И шляхтич прыгнул в ров. За ним бросились все, кто был на валах. Никакая сила, даже приказ князя, не удержали бы этого взрыва гнева. Из рва они взбирались по спинам других, хватались руками и зубами за края вала, а кто выбрался, тот бежал вперед, не оглядываясь, бегут ли за ним прочие. Осадные машины окутались дымом и вздрогнули от грома выстрелов, но это не помогло. Заглоба летел впереди с саблей над головой, страшный, разъяренный, похожий на взбесившегося быка. И казаки, со своей стороны, пошли навстречу с цепами и косами, словно две стены столкнулись друг с другом. Но сытые собаки не могут долго сопротивляться голодным и бешеным волкам. Вытесненные из своих позиций, поражаемые саблями, казаки не выдержали напора, смешались и бросились назад к проходу. Пан Заглоба свирепствовал, как львица, у которой отобрали львенка, бросался в самую гущу схватки, резал, колол, топтал. Вокруг него образовалась пустота, а рядом с ним шел, как всепожирающий огонь, Володыевский.
Стрелки, сидящие в машинах, погибли все до одного, остальные казаки убежали назад. Солдаты осторожно сняли с башни пана Подбипенту и опустили его на землю.

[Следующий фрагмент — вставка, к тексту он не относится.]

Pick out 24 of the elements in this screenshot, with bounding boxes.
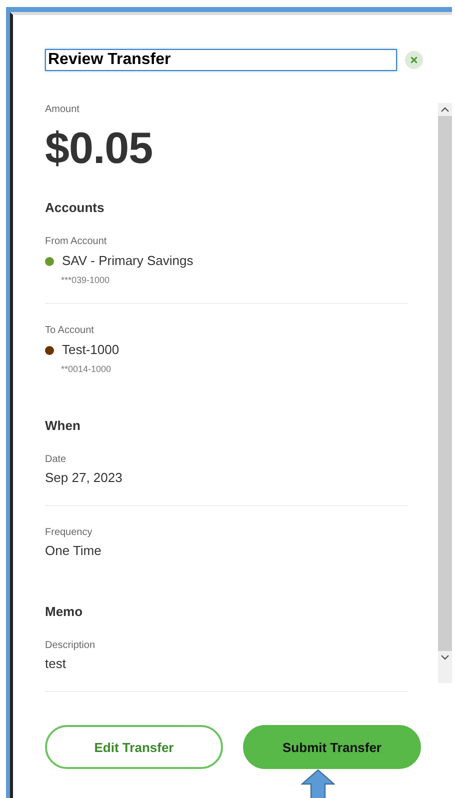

Заглоба бросился на его тело.
Сердце Володыевского разрывалось на части при виде мертвого друга. Легко было понять, какою смертью погиб пан Лонгинус: все тело его было покрыто ранами от стрел. Только лицо оставалось нетронутым, за исключением одной раны на виске. Несколько капель крови запеклось на его щеке, глаза были закрыты, бледное лицо озарено улыбкой, и, если б не синеватая бледность, не холод смерти, сковавший его черты, можно было бы подумать, что пан Лонгинус спокойно спит. Товарищи взяли и понесли его на плечах в замковую часовню.